Key Experimental Results¶
Synthetic Experiments¶
| Task | Standard Convolution | Dilated Convolution | Normalized Convolution |
|---|---|---|---|
| CopyFirst (recall earliest value) | Succeeds (benefits from sink) | Succeeds | Succeeds |
| CopyLast (recall most recent value) | Fails when \(L_T>5\) | Partially succeeds | Succeeds |
| RocketMan (joint spatiotemporal) | Consistent with theoretical predictions | — | — |
Real-World Data (Traffic Forecasting MAE)¶
| Model | \(L\) | METR-LA | PEMS-BAY |
|---|---|---|---|
| MPTCN \(\mathbf{R}\) | 6 (T&S) | 3.19 | 1.66 |
| MPTCN \(\mathbf{R}\) | 1 (TTS) | 3.14 | 1.63 |
| MPTCN \(\mathbf{R}_N\) | 1 (TTS) | Best | Best |
Key Findings¶
- TTS ≈ T&S: Under a fixed budget, \(L=1\) (TTS) achieves performance comparable to or better than \(L>1\) (T&S), validating Theorem 5.1.
- Standard Causal Convolution Exhibits a Sink Effect: As the number of layers increases, the model becomes biased toward information from the earliest timesteps, causing failure on the CopyLast task.
- Normalized Convolution Effectively Mitigates Temporal Sink: Row normalization drives influence toward a uniform distribution, substantially improving information retention from recent timesteps.
- Both Dimensions of Spatiotemporal Over-squashing Must Be Addressed: Optimizing only the spatial or temporal dimension in isolation is insufficient.
Highlights & Insights¶
- First Characterization of the "Temporal Attention Sink" in TCNs: Multi-layer causal convolutions develop a bias toward the earliest inputs—a finding that parallels the attention sink phenomenon in Transformers and suggests a universal character to information compression bottlenecks.
- Theoretical Proof that TTS = T&S: Provides formal justification for the practical preference for the computationally efficient TTS architecture (TTS reduces spatial computational complexity to \(O(T)\) compared to \(O(T \times L)\) for T&S).

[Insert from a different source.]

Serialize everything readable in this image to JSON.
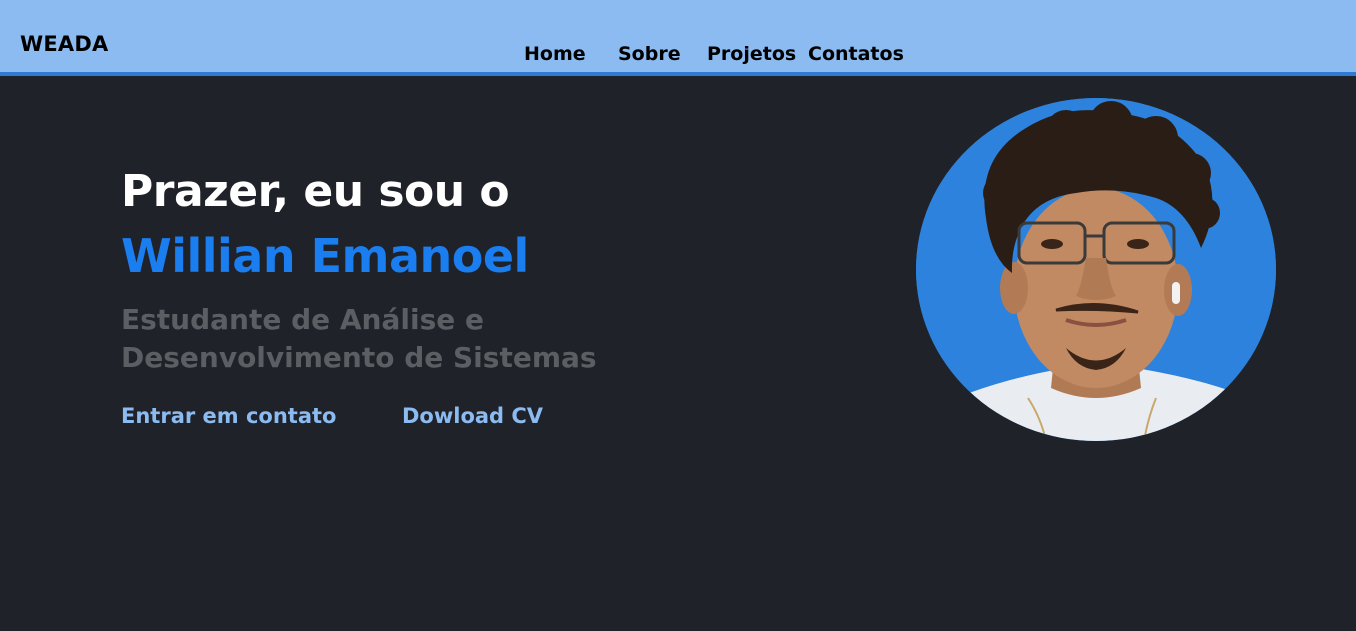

- Temporal Graph Rewiring as a Dual of Spatial Graph Rewiring: Extends the graph rewiring framework from the spatial domain to the temporal domain, establishing an elegant duality.
Limitations & Future Work¶
- Analysis Restricted to TCN as the Temporal Component: The cases of RNNs or Transformers as temporal processors are not analyzed.

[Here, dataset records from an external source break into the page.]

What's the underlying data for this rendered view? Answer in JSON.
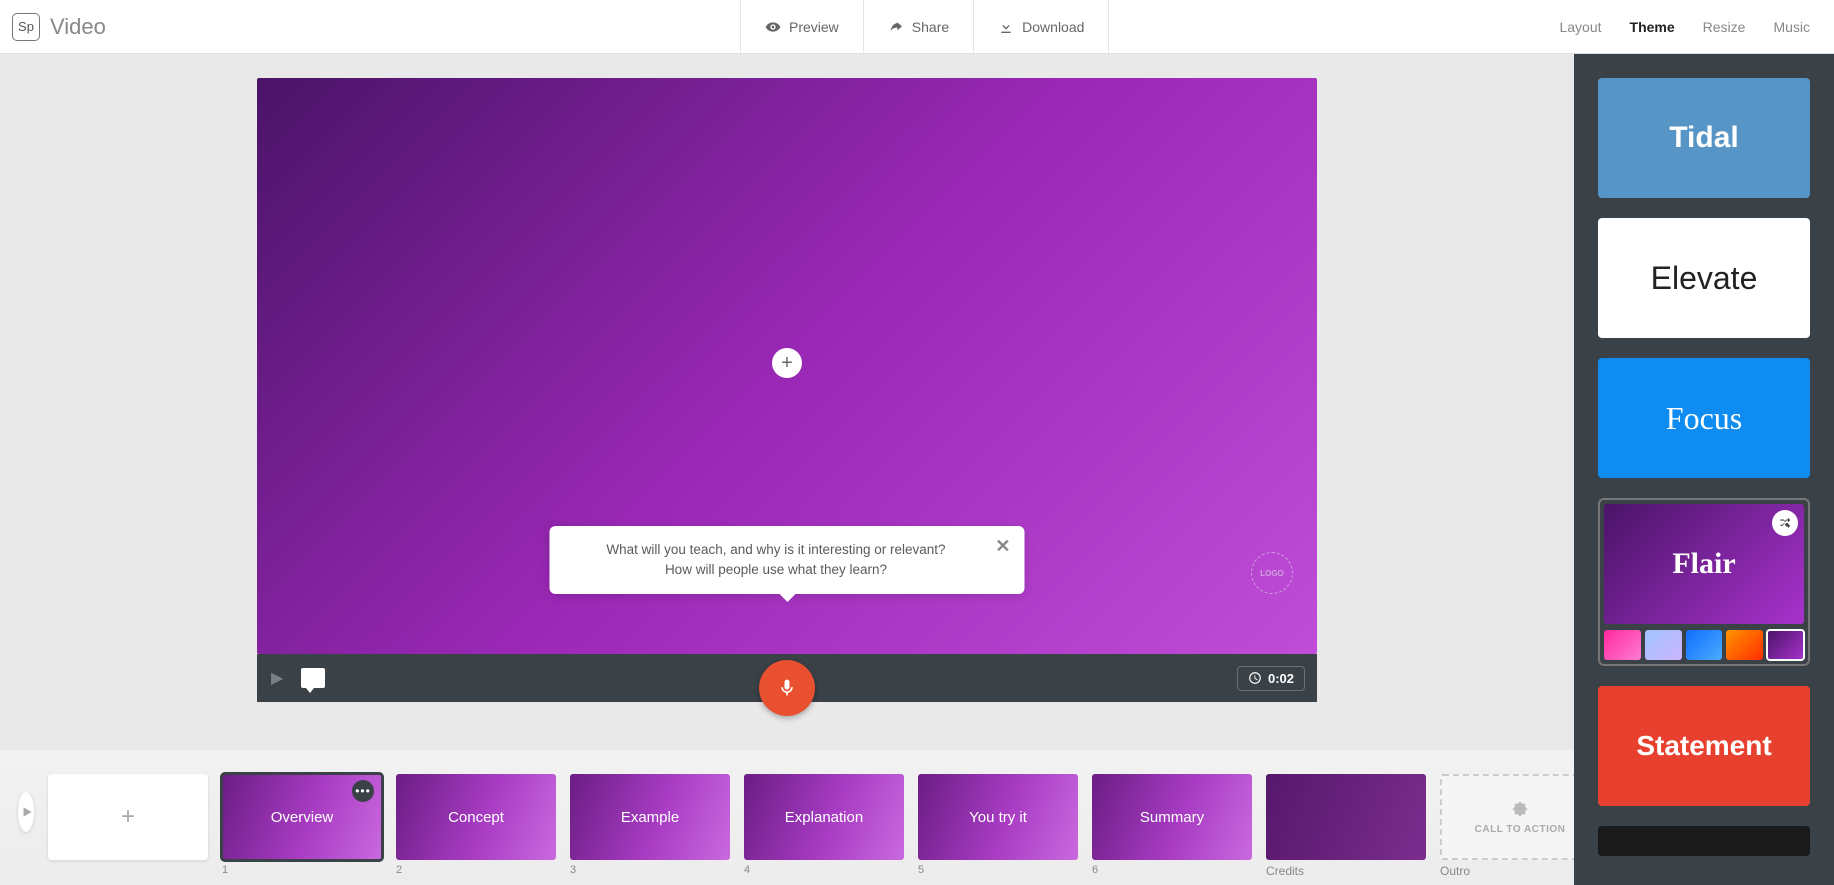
{
  "brand": {
    "badge": "Sp",
    "title": "Video"
  },
  "header": {
    "preview": "Preview",
    "share": "Share",
    "download": "Download",
    "tabs": {
      "layout": "Layout",
      "theme": "Theme",
      "resize": "Resize",
      "music": "Music"
    }
  },
  "canvas": {
    "logo": "LOGO",
    "tooltip_l1": "What will you teach, and why is it interesting or relevant?",
    "tooltip_l2": "How will people use what they learn?",
    "time": "0:02"
  },
  "slides": {
    "s1": {
      "label": "Overview",
      "num": "1"
    },
    "s2": {
      "label": "Concept",
      "num": "2"
    },
    "s3": {
      "label": "Example",
      "num": "3"
    },
    "s4": {
      "label": "Explanation",
      "num": "4"
    },
    "s5": {
      "label": "You try it",
      "num": "5"
    },
    "s6": {
      "label": "Summary",
      "num": "6"
    },
    "credits": "Credits",
    "cta": "CALL TO ACTION",
    "outro": "Outro"
  },
  "themes": {
    "tidal": "Tidal",
    "elevate": "Elevate",
    "focus": "Focus",
    "flair": "Flair",
    "statement": "Statement"
  },
  "swatches": [
    "linear-gradient(135deg,#ff2a9d,#ff7bd1)",
    "linear-gradient(135deg,#a0c4ff,#cdb4ff)",
    "linear-gradient(135deg,#0d6efd,#4dabff)",
    "linear-gradient(135deg,#ff9500,#ff2d00)",
    "linear-gradient(135deg,#4a1468,#a832cc)"
  ]
}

- Sensitivity Upper Bounds Are Not Tight: The bounds are necessary but not sufficient conditions; the actual degree of over-squashing may depend on bound tightness.
- Normalized Convolution Benefits Only the Final Timestep: It may not help tasks that require readout at intermediate timesteps (e.g., interpolation).

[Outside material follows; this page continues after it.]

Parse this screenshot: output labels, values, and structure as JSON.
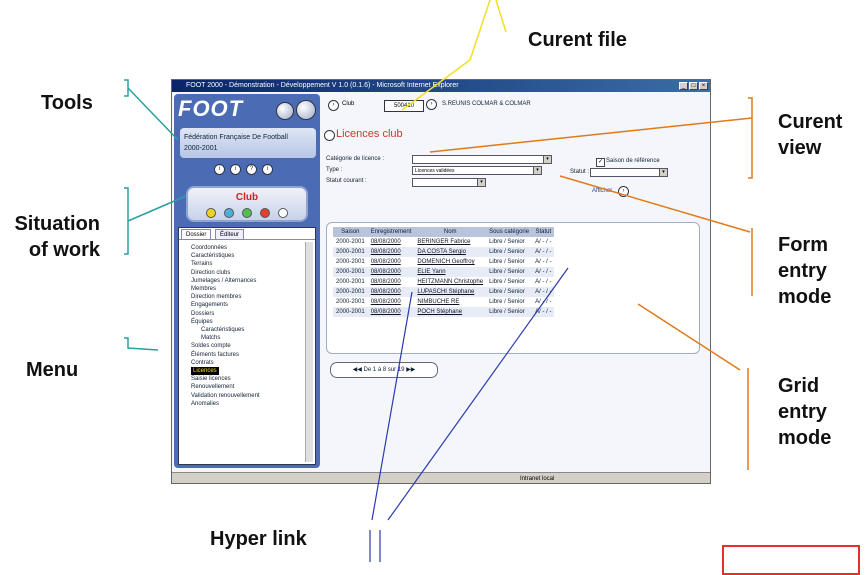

- No Consideration of Adaptive Temporal Topology: The proposed temporal rewiring strategies are fixed; learnable temporal attention mechanisms are not explored.
Related Work & Insights¶
- vs. Di Giovanni et al.: Their work analyzes over-squashing in static GNNs; this paper extends the framework to spatiotemporal settings by incorporating a temporal dimension.
- vs. WaveNet/TCN: Dilated convolutions have been widely adopted in practice, but this paper provides the first theoretical explanation of their advantages from an over-squashing perspective.
- Implications for STGNN Design: (1) TTS is sufficient and does not require T&S; (2) standard causal convolution exhibits a sink bias and requires dilation or normalization for long-sequence tasks.
Rating¶
- Novelty: ⭐⭐⭐⭐⭐ First formalization of spatiotemporal over-squashing; the counterintuitive findings carry significant theoretical value.
- Experimental Thoroughness: ⭐⭐⭐⭐ Validated on both synthetic and real-world data, though real-world experiments are limited to traffic forecasting.